Started planning yet? Thanksgiving lists have begun, invitations are out and I’m knee deep in recipe testing. Now that it’s November and our jack-o-lanterns have turned to mush, the holidays are officially upon us. That typically means more gatherings with friends, family, and new or old acquaintances. It also means having to remember so much more.
This can be a good or a not so good thing. It’s good to exercise our minds and memories as we meet and gather with new and old friends and family. We use different parts of our brain as we engage with others and it’s a way to exercise our brains we cannot do alone. On the other hand, as memory issues slowly or dramatically make their appearance, social gatherings tend to highlight the problem. Often as family and friends, we tend to make excuses for those we love and chalk up memory lapses to many things, least of all an official problem.

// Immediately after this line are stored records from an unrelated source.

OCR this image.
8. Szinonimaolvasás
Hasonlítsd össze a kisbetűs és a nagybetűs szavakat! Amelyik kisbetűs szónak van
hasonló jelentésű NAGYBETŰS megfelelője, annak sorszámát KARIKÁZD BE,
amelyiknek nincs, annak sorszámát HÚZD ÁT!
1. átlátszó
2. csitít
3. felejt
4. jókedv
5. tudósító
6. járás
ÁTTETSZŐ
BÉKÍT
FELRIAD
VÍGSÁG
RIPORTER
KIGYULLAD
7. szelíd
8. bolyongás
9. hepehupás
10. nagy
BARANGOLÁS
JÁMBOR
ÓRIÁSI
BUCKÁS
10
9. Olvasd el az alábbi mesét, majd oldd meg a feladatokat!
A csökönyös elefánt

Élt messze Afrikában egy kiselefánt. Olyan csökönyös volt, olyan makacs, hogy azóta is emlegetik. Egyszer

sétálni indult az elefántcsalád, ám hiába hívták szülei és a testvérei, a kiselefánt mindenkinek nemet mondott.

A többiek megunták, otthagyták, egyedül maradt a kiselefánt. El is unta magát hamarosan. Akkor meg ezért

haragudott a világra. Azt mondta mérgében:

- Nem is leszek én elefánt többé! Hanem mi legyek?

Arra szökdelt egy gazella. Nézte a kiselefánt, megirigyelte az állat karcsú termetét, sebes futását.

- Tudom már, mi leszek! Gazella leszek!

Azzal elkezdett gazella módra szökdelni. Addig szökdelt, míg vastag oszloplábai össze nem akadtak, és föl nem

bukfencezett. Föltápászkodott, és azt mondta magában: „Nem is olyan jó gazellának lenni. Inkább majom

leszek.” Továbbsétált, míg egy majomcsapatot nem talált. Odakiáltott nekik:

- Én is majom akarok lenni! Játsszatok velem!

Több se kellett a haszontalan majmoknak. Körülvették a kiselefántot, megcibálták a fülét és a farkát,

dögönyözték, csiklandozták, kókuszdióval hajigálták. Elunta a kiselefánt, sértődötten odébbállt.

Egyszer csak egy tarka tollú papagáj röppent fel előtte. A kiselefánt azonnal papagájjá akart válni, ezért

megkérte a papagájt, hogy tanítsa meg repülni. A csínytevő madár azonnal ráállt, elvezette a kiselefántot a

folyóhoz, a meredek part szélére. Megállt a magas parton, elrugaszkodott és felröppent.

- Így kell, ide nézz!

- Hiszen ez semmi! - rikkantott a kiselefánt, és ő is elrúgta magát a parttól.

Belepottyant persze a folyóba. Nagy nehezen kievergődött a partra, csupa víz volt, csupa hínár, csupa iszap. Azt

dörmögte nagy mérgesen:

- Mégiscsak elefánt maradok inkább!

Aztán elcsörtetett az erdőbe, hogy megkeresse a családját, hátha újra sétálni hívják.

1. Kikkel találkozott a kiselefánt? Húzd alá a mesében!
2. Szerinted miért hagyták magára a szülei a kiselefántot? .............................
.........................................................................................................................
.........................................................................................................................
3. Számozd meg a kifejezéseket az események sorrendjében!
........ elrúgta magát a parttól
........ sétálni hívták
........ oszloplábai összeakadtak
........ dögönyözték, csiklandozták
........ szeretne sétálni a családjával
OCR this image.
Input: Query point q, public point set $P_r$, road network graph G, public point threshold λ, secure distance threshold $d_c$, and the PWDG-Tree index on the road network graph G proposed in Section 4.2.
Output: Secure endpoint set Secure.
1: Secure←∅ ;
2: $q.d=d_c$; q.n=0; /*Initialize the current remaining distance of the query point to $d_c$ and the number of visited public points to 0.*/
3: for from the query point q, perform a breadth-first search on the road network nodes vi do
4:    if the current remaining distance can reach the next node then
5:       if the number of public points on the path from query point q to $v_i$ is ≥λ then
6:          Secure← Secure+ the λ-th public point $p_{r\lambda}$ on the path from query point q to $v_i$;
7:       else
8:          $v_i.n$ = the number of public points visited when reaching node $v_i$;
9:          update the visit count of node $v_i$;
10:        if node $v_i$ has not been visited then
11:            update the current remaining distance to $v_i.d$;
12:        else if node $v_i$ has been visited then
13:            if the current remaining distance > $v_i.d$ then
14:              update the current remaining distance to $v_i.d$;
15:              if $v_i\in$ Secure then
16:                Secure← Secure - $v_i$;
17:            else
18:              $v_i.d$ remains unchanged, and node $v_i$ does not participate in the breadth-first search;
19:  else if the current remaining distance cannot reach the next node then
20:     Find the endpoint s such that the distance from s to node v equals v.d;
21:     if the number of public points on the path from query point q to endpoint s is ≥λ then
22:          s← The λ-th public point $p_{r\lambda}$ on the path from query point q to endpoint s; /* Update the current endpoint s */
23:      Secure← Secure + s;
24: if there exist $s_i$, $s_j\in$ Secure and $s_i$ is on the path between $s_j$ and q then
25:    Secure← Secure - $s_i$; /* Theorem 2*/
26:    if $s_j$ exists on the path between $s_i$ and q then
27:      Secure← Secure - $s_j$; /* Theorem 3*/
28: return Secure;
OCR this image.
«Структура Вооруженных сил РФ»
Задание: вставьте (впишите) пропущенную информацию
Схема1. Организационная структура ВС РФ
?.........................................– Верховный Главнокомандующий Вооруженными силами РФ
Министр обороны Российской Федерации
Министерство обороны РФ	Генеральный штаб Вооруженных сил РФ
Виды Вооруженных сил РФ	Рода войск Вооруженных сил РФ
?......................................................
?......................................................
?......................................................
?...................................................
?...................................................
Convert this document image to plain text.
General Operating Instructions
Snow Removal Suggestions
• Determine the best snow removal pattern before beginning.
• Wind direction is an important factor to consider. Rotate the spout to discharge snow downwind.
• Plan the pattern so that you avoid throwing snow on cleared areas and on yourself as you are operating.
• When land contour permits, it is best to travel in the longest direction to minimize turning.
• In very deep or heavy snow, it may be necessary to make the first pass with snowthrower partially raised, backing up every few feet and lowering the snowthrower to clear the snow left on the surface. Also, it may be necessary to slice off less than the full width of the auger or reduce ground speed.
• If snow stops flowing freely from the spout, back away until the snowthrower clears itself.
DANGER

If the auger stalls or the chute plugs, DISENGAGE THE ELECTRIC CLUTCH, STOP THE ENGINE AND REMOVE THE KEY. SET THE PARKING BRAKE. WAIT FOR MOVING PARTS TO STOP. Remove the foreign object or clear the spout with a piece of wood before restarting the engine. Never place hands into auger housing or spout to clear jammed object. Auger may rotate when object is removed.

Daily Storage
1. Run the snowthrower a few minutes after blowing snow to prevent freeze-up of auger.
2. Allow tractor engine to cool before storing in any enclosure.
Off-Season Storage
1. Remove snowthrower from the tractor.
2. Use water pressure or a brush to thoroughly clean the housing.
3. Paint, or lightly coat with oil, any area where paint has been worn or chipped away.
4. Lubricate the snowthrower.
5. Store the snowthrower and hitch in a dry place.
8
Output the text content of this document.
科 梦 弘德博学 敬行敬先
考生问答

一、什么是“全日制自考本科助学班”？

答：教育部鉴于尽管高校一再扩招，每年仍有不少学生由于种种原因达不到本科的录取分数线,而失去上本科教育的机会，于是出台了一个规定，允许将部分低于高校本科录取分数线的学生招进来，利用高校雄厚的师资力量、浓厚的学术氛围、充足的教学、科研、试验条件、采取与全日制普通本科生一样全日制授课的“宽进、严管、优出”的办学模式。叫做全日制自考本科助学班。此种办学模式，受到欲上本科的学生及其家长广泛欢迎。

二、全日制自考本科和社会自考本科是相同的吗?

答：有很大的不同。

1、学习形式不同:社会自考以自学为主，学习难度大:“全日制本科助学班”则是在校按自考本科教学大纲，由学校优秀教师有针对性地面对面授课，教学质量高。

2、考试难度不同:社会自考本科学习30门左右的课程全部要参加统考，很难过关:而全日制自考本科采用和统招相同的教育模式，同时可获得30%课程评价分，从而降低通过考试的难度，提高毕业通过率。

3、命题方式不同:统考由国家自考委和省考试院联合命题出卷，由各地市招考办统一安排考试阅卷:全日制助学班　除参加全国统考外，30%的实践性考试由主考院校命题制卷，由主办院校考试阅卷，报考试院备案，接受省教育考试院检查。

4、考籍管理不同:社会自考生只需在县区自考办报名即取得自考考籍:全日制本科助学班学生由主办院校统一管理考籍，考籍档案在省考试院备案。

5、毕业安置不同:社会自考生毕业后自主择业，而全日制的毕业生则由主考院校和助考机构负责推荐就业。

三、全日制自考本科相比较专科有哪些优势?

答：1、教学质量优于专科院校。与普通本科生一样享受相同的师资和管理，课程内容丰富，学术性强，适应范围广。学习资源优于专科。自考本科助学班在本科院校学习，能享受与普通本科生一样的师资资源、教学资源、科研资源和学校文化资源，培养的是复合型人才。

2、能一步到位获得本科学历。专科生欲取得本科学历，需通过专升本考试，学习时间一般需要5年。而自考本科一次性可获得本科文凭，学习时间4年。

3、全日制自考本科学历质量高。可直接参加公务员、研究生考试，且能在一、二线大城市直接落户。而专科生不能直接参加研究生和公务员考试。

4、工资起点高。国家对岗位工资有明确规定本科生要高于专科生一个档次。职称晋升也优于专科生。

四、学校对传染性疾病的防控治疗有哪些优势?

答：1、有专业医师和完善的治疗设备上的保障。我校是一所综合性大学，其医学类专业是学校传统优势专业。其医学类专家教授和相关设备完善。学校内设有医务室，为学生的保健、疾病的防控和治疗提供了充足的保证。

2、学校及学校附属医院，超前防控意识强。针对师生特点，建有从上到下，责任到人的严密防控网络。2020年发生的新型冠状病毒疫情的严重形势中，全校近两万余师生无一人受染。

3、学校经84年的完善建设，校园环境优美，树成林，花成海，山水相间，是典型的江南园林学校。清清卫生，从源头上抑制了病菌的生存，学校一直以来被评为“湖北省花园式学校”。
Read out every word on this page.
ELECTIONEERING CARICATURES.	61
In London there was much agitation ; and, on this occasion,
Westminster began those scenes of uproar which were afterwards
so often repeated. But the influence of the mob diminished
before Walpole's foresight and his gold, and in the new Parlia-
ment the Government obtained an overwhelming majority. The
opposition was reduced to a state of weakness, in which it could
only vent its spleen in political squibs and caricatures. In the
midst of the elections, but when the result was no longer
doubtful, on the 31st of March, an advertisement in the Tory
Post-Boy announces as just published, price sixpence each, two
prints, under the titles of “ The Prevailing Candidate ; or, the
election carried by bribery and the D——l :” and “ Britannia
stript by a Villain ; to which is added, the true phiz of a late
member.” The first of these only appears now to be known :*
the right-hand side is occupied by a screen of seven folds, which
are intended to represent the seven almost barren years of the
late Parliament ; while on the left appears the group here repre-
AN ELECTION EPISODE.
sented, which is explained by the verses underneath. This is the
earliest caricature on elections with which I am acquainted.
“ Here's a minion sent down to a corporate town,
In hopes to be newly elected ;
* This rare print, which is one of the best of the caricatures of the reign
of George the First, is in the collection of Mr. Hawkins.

Now this isn’t if Great Aunt Nellie can’t remember every great niece and nephew. All of us have some trouble with names, and when pressed, it can be difficult to remember everyone’s vital information. But if Aunt Nellie seems to have a hard time remembering even the simplest things, especially her favorite things and people, it may be time to seek some professional help.
So often, memory loss occurs for years before anyone seeks help. We explain it away as stress, grief, or old age. All of these can contribute to episodic memory loss. It’s also difficult to point out to our loved ones that their memory doesn’t seem to be what it once was. But the longer we put off the conversation, the more damage is done. The sooner it’s addressed, the sooner treatments and strategies can be implemented to improve memory and quality of life.
The holidays are busy and paying attention to our elder loved ones can seem like one more thing to do. But one way to truly honor them and their importance in our lives is to really pay attention to their memory and overall wellness. A fantastic resource to review before the holidays is the Know the Ten Signs resource by the Alzheimer’s Association. It can provide some vital background information to have on hand to help anyone with memory challenges.
Socializing with those we care about is one of the best parts of the holiday season. Engaging with others stimulates all of our memories and brains in a healthy way. But if any troubling signs are noticed in our loved ones, let’s not hesitate to begin a discussion. Early detection can save precious moments and make them more meaningful and memorable.